Ces opportunités réduites se traduisent par d’énormes difficultés économiques : ainsi, selon ONU Femmes, on estime que d’ici 2030, 8 % des femmes et des filles vivront dans l’extrême pauvreté, tandis que 25 % des femmes ne mangeront pas à leur faim.

Hommes et femmes, égaux en dignité

Le respect de la dignité de toutes les personnes est un thème central du christianisme. En effet, la vie de chaque personne est sacrée parce qu’elle est créée à l’image de Dieu (Livre de la Genèse 1, 26-27). 

Le thème du rôle des femmes a également été repris dans le Rapport de synthèse de la XVIème Assemblée générale ordinaire du Synode des évêques, qui s’est tenue au mois d’octobre de l’année dernière. « Nous avons été créés homme et femme, à l’image et à la ressemblance de Dieu.

Dès le commencement, la création articule unité et différence, donnant aux femmes et aux hommes une nature, une vocation et une destinée communes, ainsi que deux expériences distinctes de la réalité humaine (…).

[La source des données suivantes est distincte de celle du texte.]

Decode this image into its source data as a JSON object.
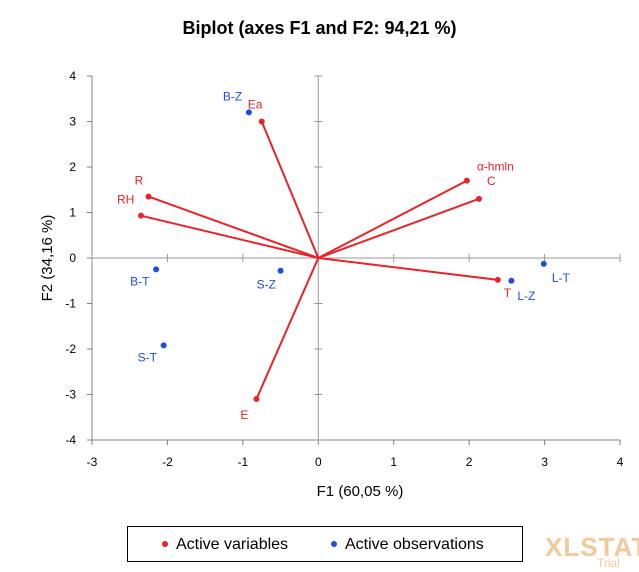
{
  "watermark": {
    "brand": "XLSTAT",
    "sub": "Trial"
  },
  "legend": [
    {
      "label": "Active variables",
      "color": "#e8232a"
    },
    {
      "label": "Active observations",
      "color": "#1f4fd8"
    }
  ],
  "colors": {
    "variables": "#e8232a",
    "observations": "#1f4fd8",
    "axis": "#808080",
    "zero": "#9a9a9a"
  },
  "chart_data": {
    "type": "scatter",
    "title": "Biplot (axes F1 and F2: 94,21 %)",
    "xlabel": "F1 (60,05 %)",
    "ylabel": "F2 (34,16 %)",
    "xlim": [
      -3,
      4
    ],
    "ylim": [
      -4,
      4
    ],
    "xticks": [
      "-3",
      "-2",
      "-1",
      "0",
      "1",
      "2",
      "3",
      "4"
    ],
    "yticks": [
      "-4",
      "-3",
      "-2",
      "-1",
      "0",
      "1",
      "2",
      "3",
      "4"
    ],
    "grid": false,
    "legend_position": "bottom",
    "series": [
      {
        "name": "Active variables",
        "kind": "vectors",
        "points": [
          {
            "label": "Ea",
            "x": -0.75,
            "y": 3.0
          },
          {
            "label": "R",
            "x": -2.25,
            "y": 1.35
          },
          {
            "label": "RH",
            "x": -2.35,
            "y": 0.93
          },
          {
            "label": "α-hmln",
            "x": 1.97,
            "y": 1.7
          },
          {
            "label": "C",
            "x": 2.13,
            "y": 1.3
          },
          {
            "label": "T",
            "x": 2.38,
            "y": -0.48
          },
          {
            "label": "E",
            "x": -0.82,
            "y": -3.1
          }
        ]
      },
      {
        "name": "Active observations",
        "kind": "points",
        "points": [
          {
            "label": "B-Z",
            "x": -0.92,
            "y": 3.2
          },
          {
            "label": "B-T",
            "x": -2.15,
            "y": -0.25
          },
          {
            "label": "S-Z",
            "x": -0.5,
            "y": -0.28
          },
          {
            "label": "S-T",
            "x": -2.05,
            "y": -1.92
          },
          {
            "label": "L-Z",
            "x": 2.56,
            "y": -0.5
          },
          {
            "label": "L-T",
            "x": 2.99,
            "y": -0.13
          }
        ]
      }
    ]
  }
}
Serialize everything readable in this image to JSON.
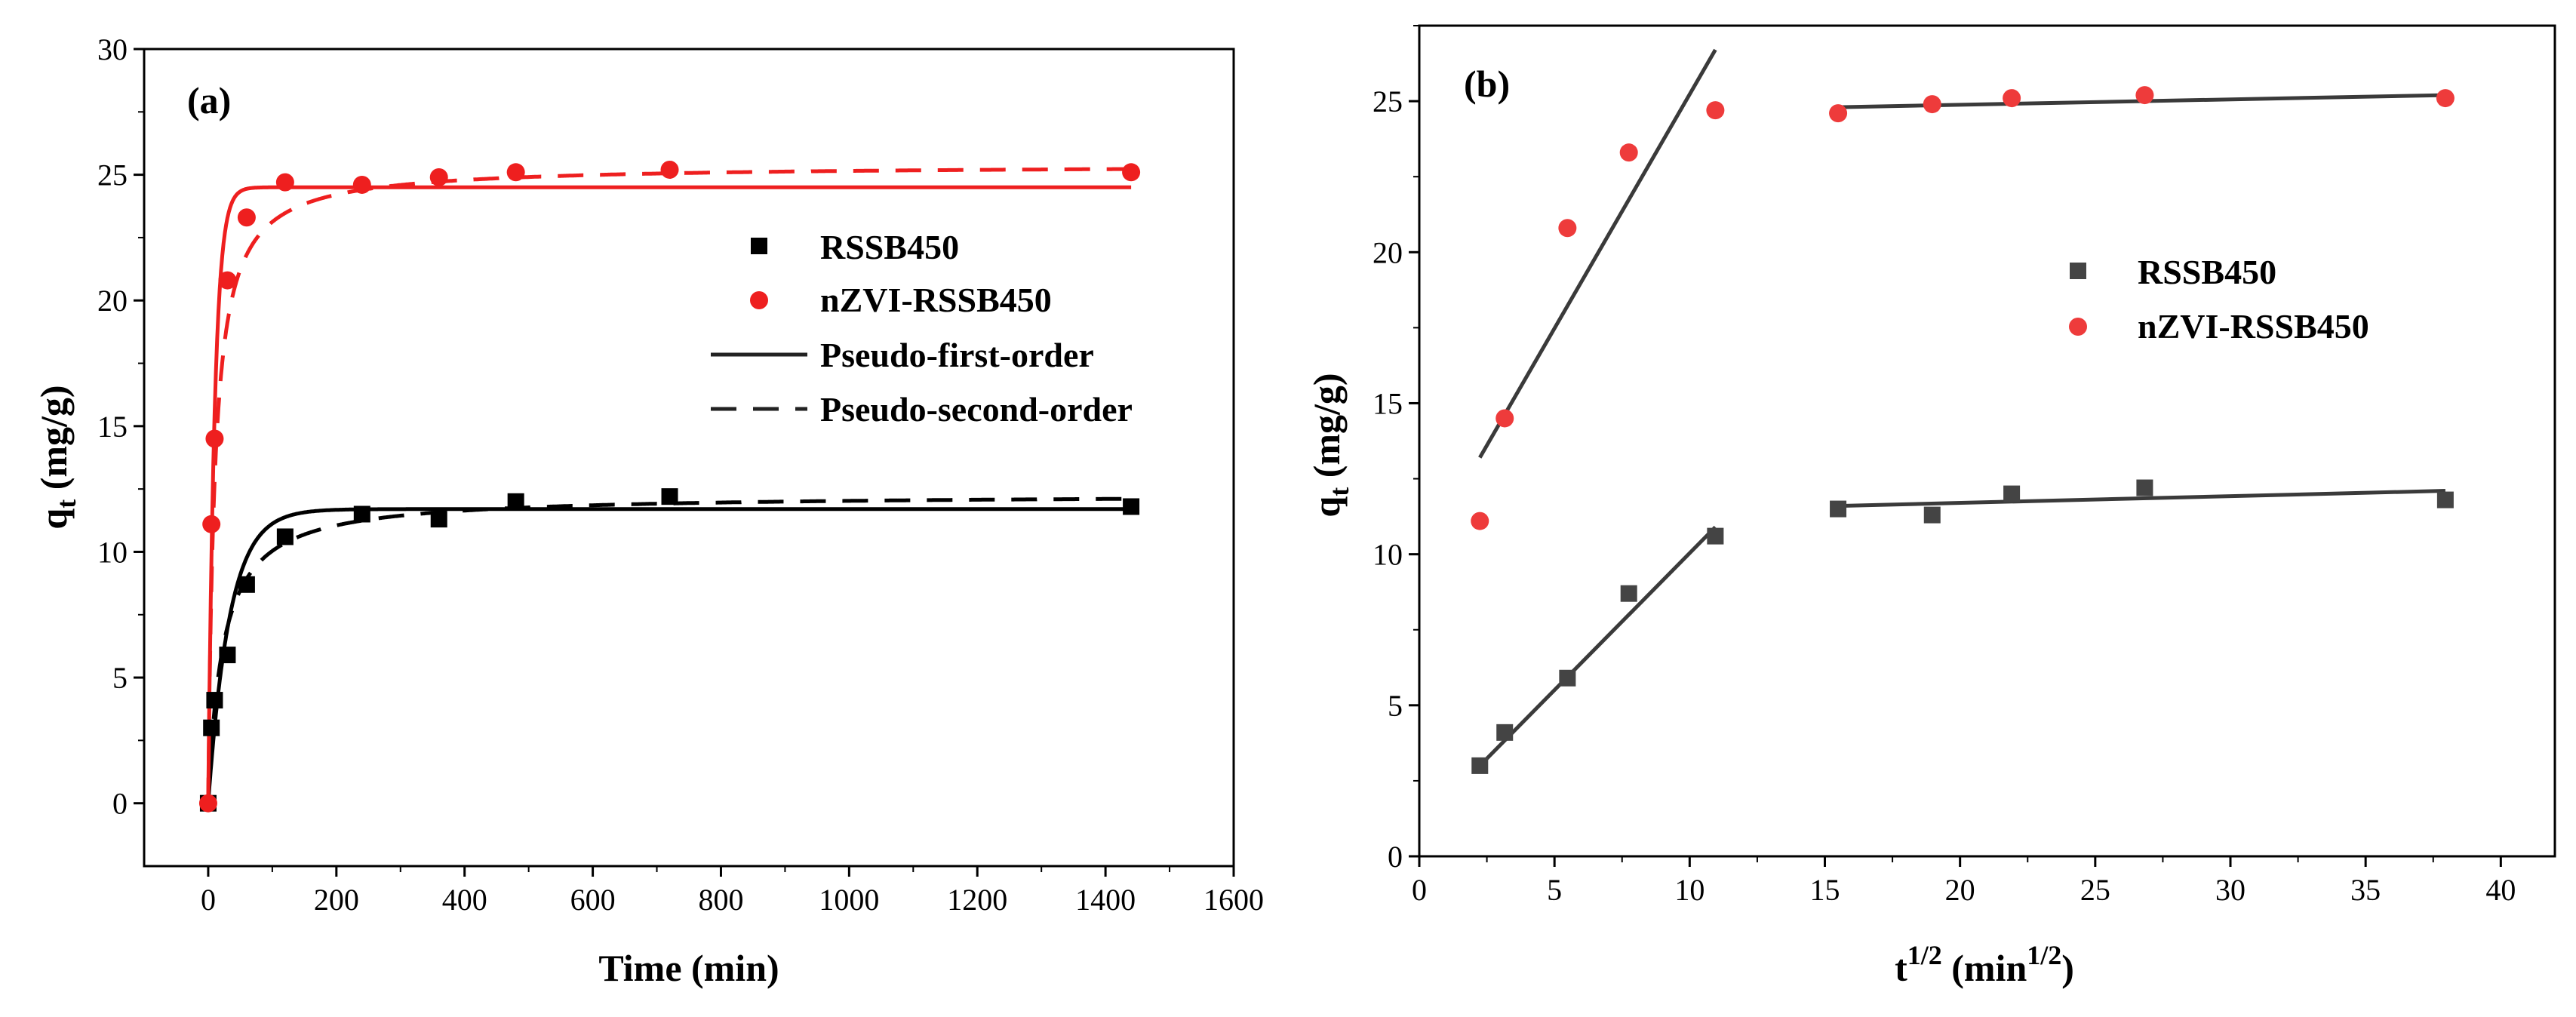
{
  "colors": {
    "rssb": "#000000",
    "nzvi": "#ee1f1f",
    "rssb_b": "#444444",
    "nzvi_b": "#ee3b3b"
  },
  "chart_data": [
    {
      "type": "scatter",
      "panel_label": "(a)",
      "xlabel": "Time (min)",
      "ylabel_main": "q",
      "ylabel_sub": "t",
      "ylabel_unit": " (mg/g)",
      "xlim": [
        -100,
        1600
      ],
      "ylim": [
        -2.5,
        30
      ],
      "xticks": [
        0,
        200,
        400,
        600,
        800,
        1000,
        1200,
        1400,
        1600
      ],
      "yticks": [
        0,
        5,
        10,
        15,
        20,
        25,
        30
      ],
      "x_tick_labels": [
        "0",
        "200",
        "400",
        "600",
        "800",
        "1000",
        "1200",
        "1400",
        "1600"
      ],
      "y_tick_labels": [
        "0",
        "5",
        "10",
        "15",
        "20",
        "25",
        "30"
      ],
      "x": [
        0,
        5,
        10,
        30,
        60,
        120,
        240,
        360,
        480,
        720,
        1440
      ],
      "series": [
        {
          "name": "RSSB450",
          "marker": "square",
          "color_key": "rssb",
          "values": [
            0,
            3.0,
            4.1,
            5.9,
            8.7,
            10.6,
            11.5,
            11.3,
            12.0,
            12.2,
            11.8
          ],
          "pfo": {
            "qe": 11.7,
            "k1": 0.03
          },
          "pso": {
            "qe": 12.3,
            "k2": 0.0036
          }
        },
        {
          "name": "nZVI-RSSB450",
          "marker": "circle",
          "color_key": "nzvi",
          "values": [
            0,
            11.1,
            14.5,
            20.8,
            23.3,
            24.7,
            24.6,
            24.9,
            25.1,
            25.2,
            25.1
          ],
          "pfo": {
            "qe": 24.5,
            "k1": 0.1
          },
          "pso": {
            "qe": 25.4,
            "k2": 0.004
          }
        }
      ],
      "legend": [
        "RSSB450",
        "nZVI-RSSB450",
        "Pseudo-first-order",
        "Pseudo-second-order"
      ]
    },
    {
      "type": "scatter",
      "panel_label": "(b)",
      "xlabel_main": "t",
      "xlabel_sup": "1/2",
      "xlabel_unit_main": " (min",
      "xlabel_unit_sup": "1/2",
      "xlabel_unit_close": ")",
      "ylabel_main": "q",
      "ylabel_sub": "t",
      "ylabel_unit": " (mg/g)",
      "xlim": [
        0,
        42
      ],
      "ylim": [
        0,
        27.5
      ],
      "xticks": [
        0,
        5,
        10,
        15,
        20,
        25,
        30,
        35,
        40
      ],
      "yticks": [
        0,
        5,
        10,
        15,
        20,
        25
      ],
      "x_tick_labels": [
        "0",
        "5",
        "10",
        "15",
        "20",
        "25",
        "30",
        "35",
        "40"
      ],
      "y_tick_labels": [
        "0",
        "5",
        "10",
        "15",
        "20",
        "25"
      ],
      "x": [
        2.24,
        3.16,
        5.48,
        7.75,
        10.95,
        15.49,
        18.97,
        21.91,
        26.83,
        37.95
      ],
      "series": [
        {
          "name": "RSSB450",
          "marker": "square",
          "color_key": "rssb_b",
          "values": [
            3.0,
            4.1,
            5.9,
            8.7,
            10.6,
            11.5,
            11.3,
            12.0,
            12.2,
            11.8
          ]
        },
        {
          "name": "nZVI-RSSB450",
          "marker": "circle",
          "color_key": "nzvi_b",
          "values": [
            11.1,
            14.5,
            20.8,
            23.3,
            24.7,
            24.6,
            24.9,
            25.1,
            25.2,
            25.1
          ]
        }
      ],
      "fit_lines": [
        {
          "series": "nZVI-RSSB450",
          "x": [
            2.24,
            10.95
          ],
          "y": [
            13.2,
            26.7
          ]
        },
        {
          "series": "RSSB450",
          "x": [
            2.24,
            10.95
          ],
          "y": [
            3.0,
            10.9
          ]
        },
        {
          "series": "nZVI-RSSB450",
          "x": [
            15.49,
            37.95
          ],
          "y": [
            24.8,
            25.2
          ]
        },
        {
          "series": "RSSB450",
          "x": [
            15.49,
            37.95
          ],
          "y": [
            11.6,
            12.1
          ]
        }
      ],
      "legend": [
        "RSSB450",
        "nZVI-RSSB450"
      ]
    }
  ]
}
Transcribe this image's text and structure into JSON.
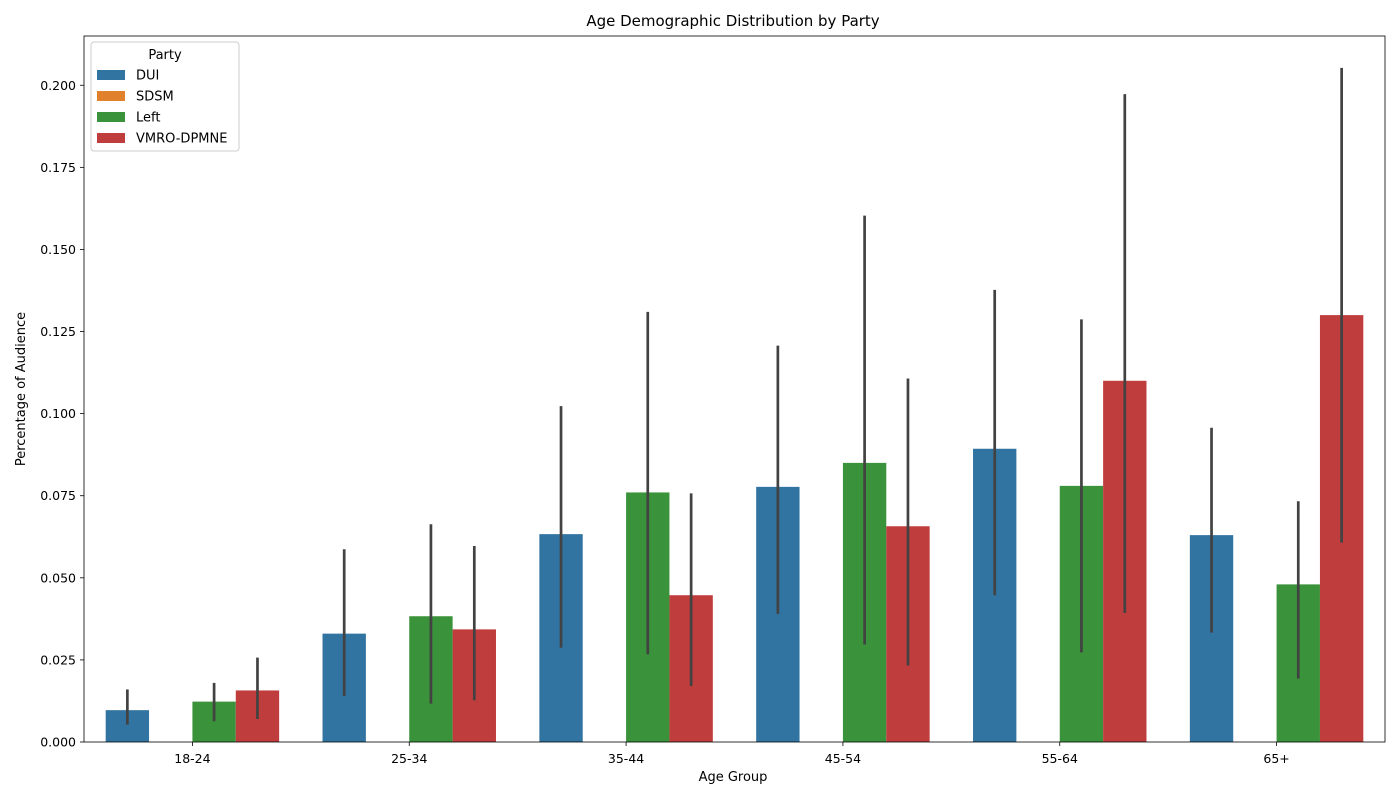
{
  "chart_data": {
    "type": "bar",
    "title": "Age Demographic Distribution by Party",
    "xlabel": "Age Group",
    "ylabel": "Percentage of Audience",
    "categories": [
      "18-24",
      "25-34",
      "35-44",
      "45-54",
      "55-64",
      "65+"
    ],
    "ylim": [
      0,
      0.215
    ],
    "yticks": [
      0.0,
      0.025,
      0.05,
      0.075,
      0.1,
      0.125,
      0.15,
      0.175,
      0.2
    ],
    "ytick_labels": [
      "0.000",
      "0.025",
      "0.050",
      "0.075",
      "0.100",
      "0.125",
      "0.150",
      "0.175",
      "0.200"
    ],
    "legend": {
      "title": "Party",
      "placement": "top-left"
    },
    "grid": false,
    "series": [
      {
        "name": "DUI",
        "color": "#3274a1",
        "values": [
          0.0097,
          0.033,
          0.0633,
          0.0777,
          0.0893,
          0.063
        ],
        "error_low": [
          0.0053,
          0.014,
          0.0287,
          0.039,
          0.0447,
          0.0333
        ],
        "error_high": [
          0.016,
          0.0587,
          0.1023,
          0.1207,
          0.1377,
          0.0957
        ]
      },
      {
        "name": "SDSM",
        "color": "#e1812c",
        "values": [
          0,
          0,
          0,
          0,
          0,
          0
        ],
        "error_low": [
          null,
          null,
          null,
          null,
          null,
          null
        ],
        "error_high": [
          null,
          null,
          null,
          null,
          null,
          null
        ]
      },
      {
        "name": "Left",
        "color": "#3a923a",
        "values": [
          0.0123,
          0.0383,
          0.076,
          0.085,
          0.078,
          0.048
        ],
        "error_low": [
          0.0063,
          0.0117,
          0.0267,
          0.0297,
          0.0273,
          0.0193
        ],
        "error_high": [
          0.018,
          0.0663,
          0.131,
          0.1603,
          0.1287,
          0.0733
        ]
      },
      {
        "name": "VMRO-DPMNE",
        "color": "#c03d3e",
        "values": [
          0.0157,
          0.0343,
          0.0447,
          0.0657,
          0.11,
          0.13
        ],
        "error_low": [
          0.007,
          0.0127,
          0.017,
          0.0233,
          0.0393,
          0.0607
        ],
        "error_high": [
          0.0257,
          0.0597,
          0.0757,
          0.1107,
          0.1973,
          0.2053
        ]
      }
    ]
  }
}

Au cours de l’Assemblée, nous avons fait l’expérience de la beauté de la réciprocité entre femmes et hommes.

Ensemble, nous réitérons l’appel des étapes précédentes du processus synodal et demandons à l’Église de grandir dans son engagement à comprendre et à accompagner les femmes sur le plan pastoral et sacramentel » ont ainsi déclaré les participants au Synode dans le document.

Héroïnes de tous temps

Le Père Frédéric Fornos S.J., directeur international du Réseau Mondial de Prière du Pape, souligne que « dès le départ Jésus a accueilli des femmes comme disciples, ce qui était nouveau dans la société de l’époque. Marie, la mère de Jésus, a eu une place majeure auprès des Apôtres et de la communauté primitive comme en attestent les évangiles.

C’est à une femme, Marie de Magdala, que Jésus confie la mission d’annoncer sa résurrection à ses frères. Tout au long de l’histoire les femmes ont apporté un réel dynamisme spirituel : Thérèse d’Avila, Catherine de Sienne, Thérèse de Lisieux, reconnues ‘docteurs de l’Église’, et d’innombrables saintes. Puisque le Pape nous appelle ce mois-ci à prier ‘pour que la dignité et la richesse des femmes soient reconnues dans toutes les cultures et que cessent les discriminations dont elles sont victimes dans différentes parties du monde‘, continuons aussi à reconnaître leur rôle au sein de l’Église. Première évidence : sans la participation active des femmes, la communauté chrétienne, si elle était une entreprise, serait en faillite ».